Unter der inspirierenden und motivierenden Anleitung von Carsten Westphal entstehen abstrakte Werke, die an ursprüngliche Landschaften erinnern. Zu Beginn legen wir ein dreidimensionales Relief an. Mit Sand, Marmormehl oder Fliesenkleber – oder einer Mischung aus allem – entsteht die Basis unserer Bilder. Ich experimentiere zusätzlich und arbeite Wurzelstücke, Rinden und Strandfunde in mein Bild ein. Es fühlt sich an, als würde ich ein Stück Natur direkt ins Bild holen.

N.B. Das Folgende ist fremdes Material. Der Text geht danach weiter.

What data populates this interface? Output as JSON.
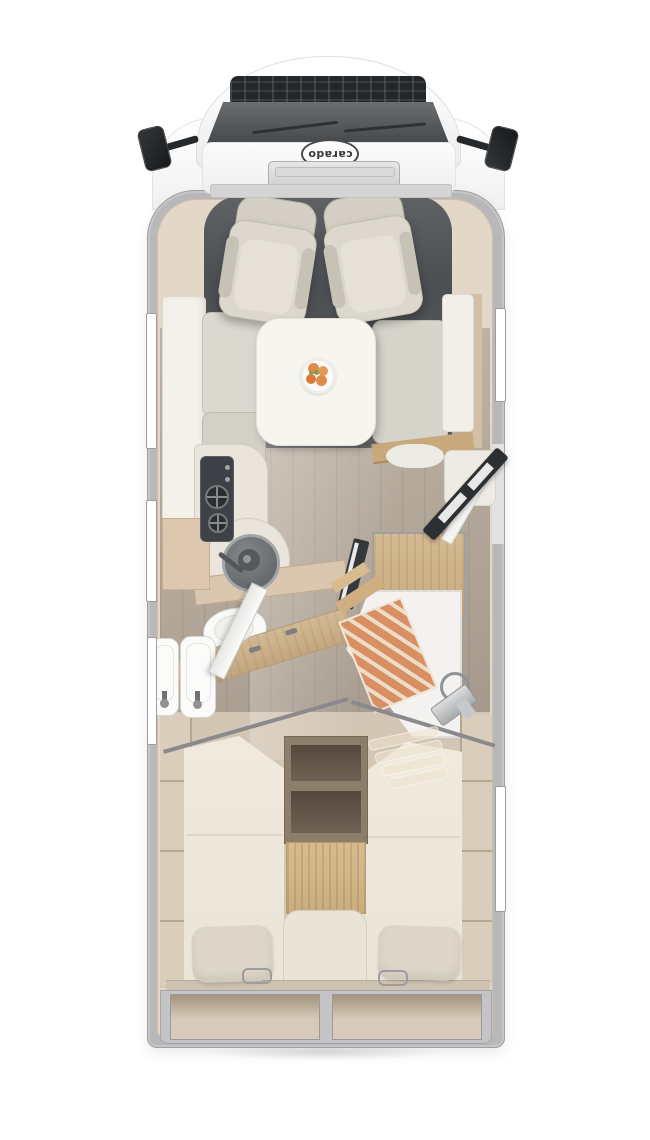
{
  "brand": {
    "logo_text": "carado"
  },
  "colors": {
    "shell_gray": "#b8b8ba",
    "interior_beige": "#e3d7c7",
    "floor_wood": "#b5a99b",
    "cab_floor": "#4c4f52",
    "panel_white": "#f3f1ea",
    "cushion": "#d6d3ca",
    "table_white": "#f7f5ef",
    "counter": "#e9e5dc",
    "dark_fixture": "#3e4246",
    "wood_cabinet": "#d4ba92",
    "shower_mat": "#d88f61",
    "door_dark": "#2d3033",
    "bed": "#ebe5d8",
    "pillow": "#ded7c9",
    "step_wood": "#d7bc90",
    "storage": "#d8caba",
    "fruit_orange": "#e08a4a",
    "window_white": "#ffffff"
  }
}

Schicht für Schicht entwickelt sich das Werk weiter. Farbe, Wasser und Pigmente verbinden sich, verlaufen, trocknen, verändern sich. Schnell wird klar: Ein Bild lässt sich nicht erzwingen. Es gibt Phasen, in denen es unfertig, chaotisch oder einfach „nicht schön“ wirkt. Je nach Mischung und Bewegung der Farben entstehen immer neue Effekte. Ich lerne, loszulassen, zu vertrauen und den Prozess zu genießen, statt ein fertiges Ergebnis erzwingen zu wollen. Der Weg ist das Ziel.





Besonders beeindruckend ist das Arbeiten mit Feuer. Beim Abfackeln der Bilder entstehen durch Schellack, Holzkohle und Eisenspäne faszinierende, unvorhersehbare Strukturen. Hier wird der Prozess noch unmittelbarer – kraftvoll und transformierend.

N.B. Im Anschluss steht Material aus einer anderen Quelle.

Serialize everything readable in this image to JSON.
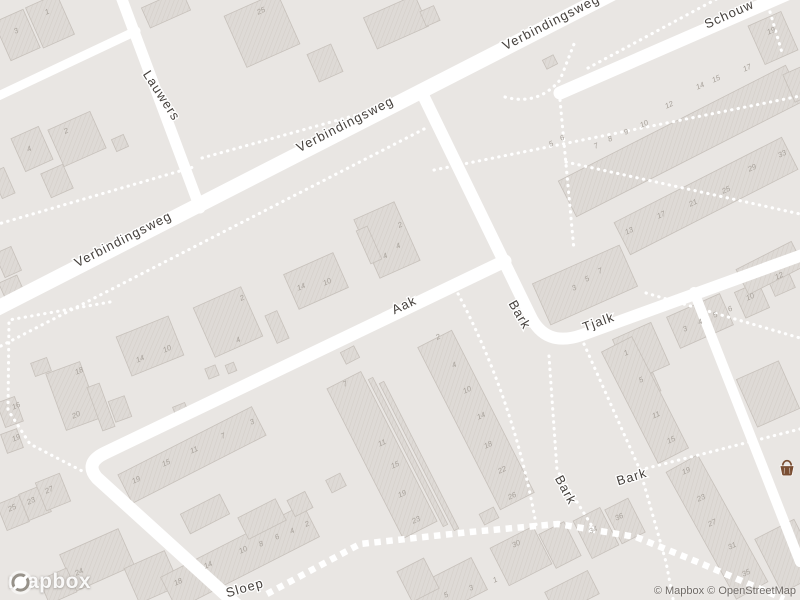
{
  "map": {
    "provider_logo": "mapbox",
    "attribution": "© Mapbox © OpenStreetMap",
    "colors": {
      "background": "#e9e6e3",
      "road": "#ffffff",
      "building_fill": "#dedad6",
      "building_hatch": "#d3cec8",
      "building_outline": "#c7c1bb",
      "street_label": "#45403c",
      "house_number": "#a8a29b",
      "poi_basket": "#7a4e33"
    },
    "poi": {
      "icon": "grocery-basket-icon",
      "x": 787,
      "y": 469
    },
    "street_labels": [
      {
        "name": "Verbindingsweg",
        "x": 125,
        "y": 243,
        "rot": -27
      },
      {
        "name": "Verbindingsweg",
        "x": 347,
        "y": 128,
        "rot": -27
      },
      {
        "name": "Verbindingsweg",
        "x": 553,
        "y": 26,
        "rot": -27
      },
      {
        "name": "Lauwers",
        "x": 158,
        "y": 98,
        "rot": 57
      },
      {
        "name": "Schouw",
        "x": 731,
        "y": 18,
        "rot": -24
      },
      {
        "name": "Aak",
        "x": 406,
        "y": 309,
        "rot": -25
      },
      {
        "name": "Bark",
        "x": 516,
        "y": 317,
        "rot": 60
      },
      {
        "name": "Tjalk",
        "x": 600,
        "y": 326,
        "rot": -20
      },
      {
        "name": "Bark",
        "x": 562,
        "y": 492,
        "rot": 62
      },
      {
        "name": "Bark",
        "x": 633,
        "y": 481,
        "rot": -17
      },
      {
        "name": "Sloep",
        "x": 246,
        "y": 592,
        "rot": -16
      }
    ],
    "house_numbers": [
      [
        "3",
        17,
        33
      ],
      [
        "1",
        48,
        14
      ],
      [
        "2",
        67,
        133
      ],
      [
        "4",
        30,
        151
      ],
      [
        "16",
        17,
        408
      ],
      [
        "19",
        17,
        440
      ],
      [
        "25",
        262,
        13
      ],
      [
        "2",
        401,
        227
      ],
      [
        "4",
        399,
        248
      ],
      [
        "4",
        386,
        258
      ],
      [
        "14",
        302,
        289
      ],
      [
        "10",
        328,
        284
      ],
      [
        "14",
        141,
        361
      ],
      [
        "10",
        168,
        351
      ],
      [
        "2",
        243,
        300
      ],
      [
        "4",
        239,
        342
      ],
      [
        "18",
        80,
        373
      ],
      [
        "20",
        77,
        417
      ],
      [
        "25",
        13,
        510
      ],
      [
        "23",
        32,
        503
      ],
      [
        "27",
        50,
        492
      ],
      [
        "24",
        80,
        574
      ],
      [
        "19",
        137,
        482
      ],
      [
        "15",
        167,
        465
      ],
      [
        "11",
        195,
        452
      ],
      [
        "7",
        224,
        438
      ],
      [
        "3",
        253,
        424
      ],
      [
        "18",
        179,
        584
      ],
      [
        "14",
        209,
        567
      ],
      [
        "10",
        244,
        552
      ],
      [
        "8",
        262,
        546
      ],
      [
        "6",
        278,
        539
      ],
      [
        "4",
        293,
        533
      ],
      [
        "2",
        308,
        526
      ],
      [
        "7",
        346,
        386
      ],
      [
        "11",
        383,
        445
      ],
      [
        "15",
        396,
        467
      ],
      [
        "19",
        403,
        496
      ],
      [
        "23",
        417,
        522
      ],
      [
        "2",
        439,
        339
      ],
      [
        "4",
        455,
        367
      ],
      [
        "10",
        468,
        392
      ],
      [
        "14",
        482,
        418
      ],
      [
        "18",
        489,
        447
      ],
      [
        "22",
        503,
        472
      ],
      [
        "26",
        513,
        498
      ],
      [
        "3",
        575,
        290
      ],
      [
        "5",
        588,
        281
      ],
      [
        "7",
        601,
        273
      ],
      [
        "1",
        627,
        355
      ],
      [
        "5",
        642,
        382
      ],
      [
        "3",
        686,
        331
      ],
      [
        "4",
        701,
        324
      ],
      [
        "5",
        716,
        317
      ],
      [
        "6",
        731,
        311
      ],
      [
        "10",
        751,
        299
      ],
      [
        "12",
        780,
        278
      ],
      [
        "11",
        657,
        417
      ],
      [
        "15",
        672,
        442
      ],
      [
        "19",
        687,
        473
      ],
      [
        "23",
        702,
        500
      ],
      [
        "27",
        713,
        525
      ],
      [
        "31",
        733,
        548
      ],
      [
        "35",
        747,
        575
      ],
      [
        "5",
        552,
        146
      ],
      [
        "6",
        563,
        140
      ],
      [
        "7",
        597,
        148
      ],
      [
        "8",
        611,
        141
      ],
      [
        "9",
        627,
        134
      ],
      [
        "10",
        645,
        126
      ],
      [
        "12",
        670,
        107
      ],
      [
        "14",
        701,
        88
      ],
      [
        "15",
        717,
        81
      ],
      [
        "17",
        748,
        70
      ],
      [
        "19",
        772,
        33
      ],
      [
        "13",
        630,
        233
      ],
      [
        "17",
        662,
        217
      ],
      [
        "21",
        694,
        205
      ],
      [
        "25",
        727,
        192
      ],
      [
        "29",
        753,
        170
      ],
      [
        "33",
        783,
        156
      ],
      [
        "30",
        517,
        546
      ],
      [
        "34",
        594,
        532
      ],
      [
        "36",
        620,
        519
      ],
      [
        "5",
        447,
        597
      ],
      [
        "3",
        472,
        590
      ],
      [
        "1",
        496,
        582
      ]
    ],
    "roads": [
      {
        "d": "M -10,312 L 615,-8",
        "w": 15
      },
      {
        "d": "M 560,93 L 808,-15",
        "w": 13
      },
      {
        "d": "M 120,-6 L 200,208",
        "w": 11
      },
      {
        "d": "M -6,98 L 136,31",
        "w": 9
      },
      {
        "d": "M 505,261 L 105,453 Q 84,463 97,478 L 238,606",
        "w": 13
      },
      {
        "d": "M 421,91 L 530,315 Q 545,348 582,335 L 808,253",
        "w": 12
      },
      {
        "d": "M 694,292 L 800,562",
        "w": 10
      }
    ],
    "paths_dotted": [
      "M -5,349 L 428,127",
      "M -5,225 L 197,166",
      "M 202,158 L 428,95",
      "M 434,170 L 800,96",
      "M 505,97 Q 538,106 560,80 L 574,44",
      "M 588,68 L 724,-5",
      "M 770,12 L 783,56",
      "M 560,100 L 574,250",
      "M 566,162 L 800,214",
      "M 646,293 L 800,338",
      "M 584,344 L 640,470 L 666,562 L 674,604",
      "M 640,470 L 800,429",
      "M 549,356 L 557,470 L 592,526",
      "M 455,288 Q 515,400 537,530",
      "M 110,302 L 9,320 L 8,410 L 30,444 L 84,472"
    ],
    "paths_crossing": [
      "M 267,594 L 360,544 L 470,532 L 558,524 L 636,537 L 700,563 L 784,599"
    ],
    "buildings": [
      [
        17,
        35,
        32,
        42,
        -24
      ],
      [
        50,
        21,
        34,
        44,
        -24
      ],
      [
        166,
        9,
        44,
        22,
        -24
      ],
      [
        8,
        262,
        18,
        26,
        -24
      ],
      [
        13,
        291,
        20,
        26,
        -24
      ],
      [
        77,
        139,
        46,
        40,
        -24
      ],
      [
        32,
        149,
        30,
        36,
        -24
      ],
      [
        120,
        143,
        13,
        13,
        -24
      ],
      [
        57,
        181,
        24,
        26,
        -24
      ],
      [
        3,
        183,
        14,
        28,
        -24
      ],
      [
        262,
        30,
        58,
        56,
        -24
      ],
      [
        396,
        22,
        56,
        34,
        -24
      ],
      [
        430,
        16,
        15,
        16,
        -24
      ],
      [
        325,
        63,
        26,
        30,
        -24
      ],
      [
        550,
        62,
        12,
        10,
        -27
      ],
      [
        387,
        240,
        44,
        64,
        -24
      ],
      [
        369,
        245,
        12,
        36,
        -24
      ],
      [
        316,
        281,
        54,
        38,
        -24
      ],
      [
        150,
        346,
        56,
        42,
        -22
      ],
      [
        228,
        322,
        52,
        54,
        -24
      ],
      [
        277,
        327,
        13,
        30,
        -24
      ],
      [
        181,
        411,
        13,
        13,
        -22
      ],
      [
        212,
        372,
        11,
        11,
        -22
      ],
      [
        231,
        368,
        9,
        9,
        -22
      ],
      [
        73,
        396,
        36,
        60,
        -20
      ],
      [
        101,
        407,
        13,
        46,
        -20
      ],
      [
        120,
        409,
        17,
        22,
        -20
      ],
      [
        41,
        367,
        17,
        14,
        -20
      ],
      [
        10,
        412,
        19,
        26,
        -20
      ],
      [
        12,
        441,
        17,
        20,
        -20
      ],
      [
        13,
        513,
        24,
        28,
        -22
      ],
      [
        35,
        503,
        24,
        28,
        -22
      ],
      [
        53,
        492,
        26,
        30,
        -22
      ],
      [
        97,
        560,
        64,
        40,
        -24
      ],
      [
        58,
        586,
        30,
        26,
        -24
      ],
      [
        152,
        577,
        44,
        38,
        -24
      ],
      [
        192,
        455,
        150,
        32,
        -27
      ],
      [
        240,
        557,
        160,
        36,
        -27
      ],
      [
        382,
        455,
        38,
        168,
        -27
      ],
      [
        476,
        420,
        38,
        182,
        -27
      ],
      [
        408,
        452,
        5,
        165,
        -27
      ],
      [
        419,
        456,
        5,
        165,
        -27
      ],
      [
        262,
        519,
        42,
        24,
        -27
      ],
      [
        300,
        504,
        20,
        18,
        -27
      ],
      [
        205,
        514,
        44,
        22,
        -27
      ],
      [
        336,
        483,
        16,
        14,
        -27
      ],
      [
        350,
        355,
        15,
        13,
        -27
      ],
      [
        585,
        285,
        95,
        45,
        -24
      ],
      [
        641,
        352,
        42,
        46,
        -24
      ],
      [
        645,
        387,
        26,
        20,
        -24
      ],
      [
        700,
        321,
        58,
        34,
        -24
      ],
      [
        752,
        300,
        26,
        28,
        -24
      ],
      [
        780,
        280,
        22,
        26,
        -24
      ],
      [
        645,
        400,
        34,
        125,
        -27
      ],
      [
        717,
        527,
        36,
        145,
        -29
      ],
      [
        768,
        394,
        46,
        52,
        -24
      ],
      [
        788,
        556,
        44,
        60,
        -27
      ],
      [
        521,
        556,
        48,
        42,
        -27
      ],
      [
        560,
        545,
        28,
        38,
        -27
      ],
      [
        596,
        533,
        30,
        42,
        -27
      ],
      [
        625,
        521,
        26,
        38,
        -27
      ],
      [
        449,
        589,
        68,
        36,
        -27
      ],
      [
        418,
        580,
        30,
        34,
        -27
      ],
      [
        572,
        593,
        48,
        26,
        -27
      ],
      [
        489,
        516,
        16,
        12,
        -27
      ],
      [
        681,
        141,
        255,
        40,
        -27
      ],
      [
        706,
        196,
        188,
        36,
        -27
      ],
      [
        770,
        268,
        62,
        28,
        -27
      ],
      [
        773,
        38,
        36,
        42,
        -24
      ],
      [
        799,
        84,
        22,
        30,
        -24
      ]
    ]
  }
}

Zum Abschluss machen wir eine gemeinsame Besprechung, und es ist inspirierend und lehrreich, die Werke der anderen zu sehen – beeindruckend, welche Vielfalt und Ausdruckskraft in dieser Woche entstanden ist.

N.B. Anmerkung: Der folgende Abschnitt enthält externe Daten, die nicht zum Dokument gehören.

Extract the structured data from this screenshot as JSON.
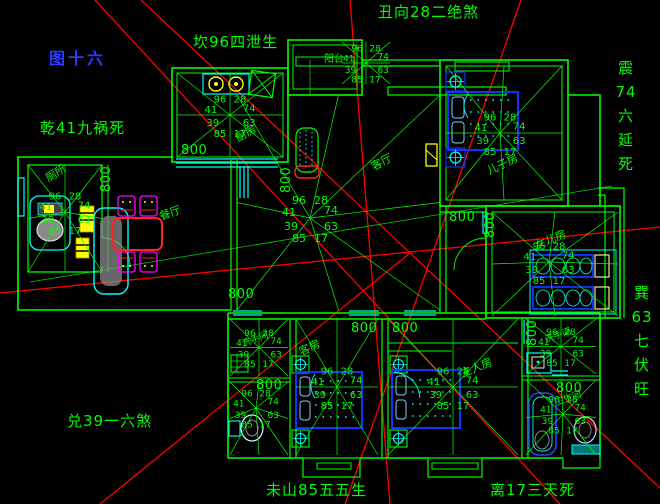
{
  "figure_title": {
    "text": "图十六",
    "color": "#2a3cff"
  },
  "perimeter_labels": [
    {
      "id": "kan",
      "text": "坎96四泄生"
    },
    {
      "id": "chou",
      "text": "丑向28二绝煞"
    },
    {
      "id": "qian",
      "text": "乾41九祸死"
    },
    {
      "id": "zhen",
      "text": "震\n74\n六\n延\n死"
    },
    {
      "id": "xun",
      "text": "巽\n63\n七\n伏\n旺"
    },
    {
      "id": "dui",
      "text": "兑39一六煞"
    },
    {
      "id": "wei",
      "text": "未山85五五生"
    },
    {
      "id": "li",
      "text": "离17三天死"
    }
  ],
  "room_labels": [
    {
      "id": "kitchen",
      "text": "厨房"
    },
    {
      "id": "toilet",
      "text": "厕所"
    },
    {
      "id": "living",
      "text": "客厅"
    },
    {
      "id": "dining",
      "text": "餐厅"
    },
    {
      "id": "balcony",
      "text": "阳台"
    },
    {
      "id": "son-room",
      "text": "儿子房"
    },
    {
      "id": "daughter-room",
      "text": "女儿房"
    },
    {
      "id": "guest-room",
      "text": "客房"
    },
    {
      "id": "master-room",
      "text": "主人房"
    },
    {
      "id": "washroom-left",
      "text": "洗手间"
    },
    {
      "id": "washroom-right",
      "text": "洗手间"
    },
    {
      "id": "bath-right",
      "text": "卫生间"
    }
  ],
  "star_values": [
    "96",
    "28",
    "41",
    "74",
    "39",
    "63",
    "85",
    "17"
  ],
  "stars": [
    {
      "id": "kitchen",
      "bbox": [
        177,
        73,
        283,
        157
      ],
      "fs": 10
    },
    {
      "id": "toilet",
      "bbox": [
        28,
        165,
        102,
        272
      ],
      "cx": 65,
      "cy": 212,
      "fs": 10
    },
    {
      "id": "living",
      "bbox": [
        237,
        95,
        440,
        310
      ],
      "cx": 310,
      "cy": 218,
      "fs": 11
    },
    {
      "id": "entry",
      "bbox": [
        342,
        42,
        390,
        84
      ],
      "fs": 9
    },
    {
      "id": "son",
      "bbox": [
        446,
        66,
        562,
        200
      ],
      "cx": 500,
      "cy": 133,
      "fs": 10
    },
    {
      "id": "daughter",
      "bbox": [
        492,
        212,
        618,
        316
      ],
      "cx": 549,
      "cy": 262,
      "fs": 10
    },
    {
      "id": "guest",
      "bbox": [
        296,
        319,
        378,
        455
      ],
      "fs": 10
    },
    {
      "id": "master",
      "bbox": [
        388,
        319,
        518,
        455
      ],
      "fs": 10
    },
    {
      "id": "bath-l-top",
      "bbox": [
        230,
        319,
        288,
        376
      ],
      "fs": 9
    },
    {
      "id": "bath-l-bot",
      "bbox": [
        230,
        382,
        288,
        455
      ],
      "cx": 256,
      "cy": 408,
      "fs": 9
    },
    {
      "id": "bath-r-top",
      "bbox": [
        526,
        319,
        596,
        374
      ],
      "fs": 9
    },
    {
      "id": "bath-r-bot",
      "bbox": [
        526,
        380,
        596,
        455
      ],
      "cx": 563,
      "cy": 414,
      "fs": 9
    }
  ],
  "dim_labels": [
    {
      "text": "800",
      "x": 110,
      "y": 192,
      "rot": -90
    },
    {
      "text": "800",
      "x": 181,
      "y": 154
    },
    {
      "text": "800",
      "x": 290,
      "y": 193,
      "rot": -90
    },
    {
      "text": "800",
      "x": 228,
      "y": 298
    },
    {
      "text": "800",
      "x": 351,
      "y": 332
    },
    {
      "text": "800",
      "x": 392,
      "y": 332
    },
    {
      "text": "800",
      "x": 449,
      "y": 221
    },
    {
      "text": "800",
      "x": 494,
      "y": 238,
      "rot": -90
    },
    {
      "text": "800",
      "x": 536,
      "y": 346,
      "rot": -90
    },
    {
      "text": "800",
      "x": 556,
      "y": 392
    },
    {
      "text": "800",
      "x": 256,
      "y": 389
    }
  ],
  "colors": {
    "wall": "#00ff00",
    "window": "#00ffff",
    "compass_line": "#ff0000",
    "bed": "#1133ff",
    "table": "#ff2222",
    "chair": "#ff00ff",
    "fixture": "#00ffff",
    "appliance": "#ffff00",
    "gray": "#8a8a8a",
    "text": "#00ff00",
    "title": "#2a3cff"
  }
}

Fazit: Fünf Tage voller Inspiration, Experimentierfreude und neuer Perspektiven. Ein herzliches Dankeschön an Carsten, der uns stets mit Rat und Tat und immer wieder motivierenden Impulsen begleitet hat – und das Team der Kunstfabrik sowie alle Teilnehmerinnen für diese bereichernde Zeit.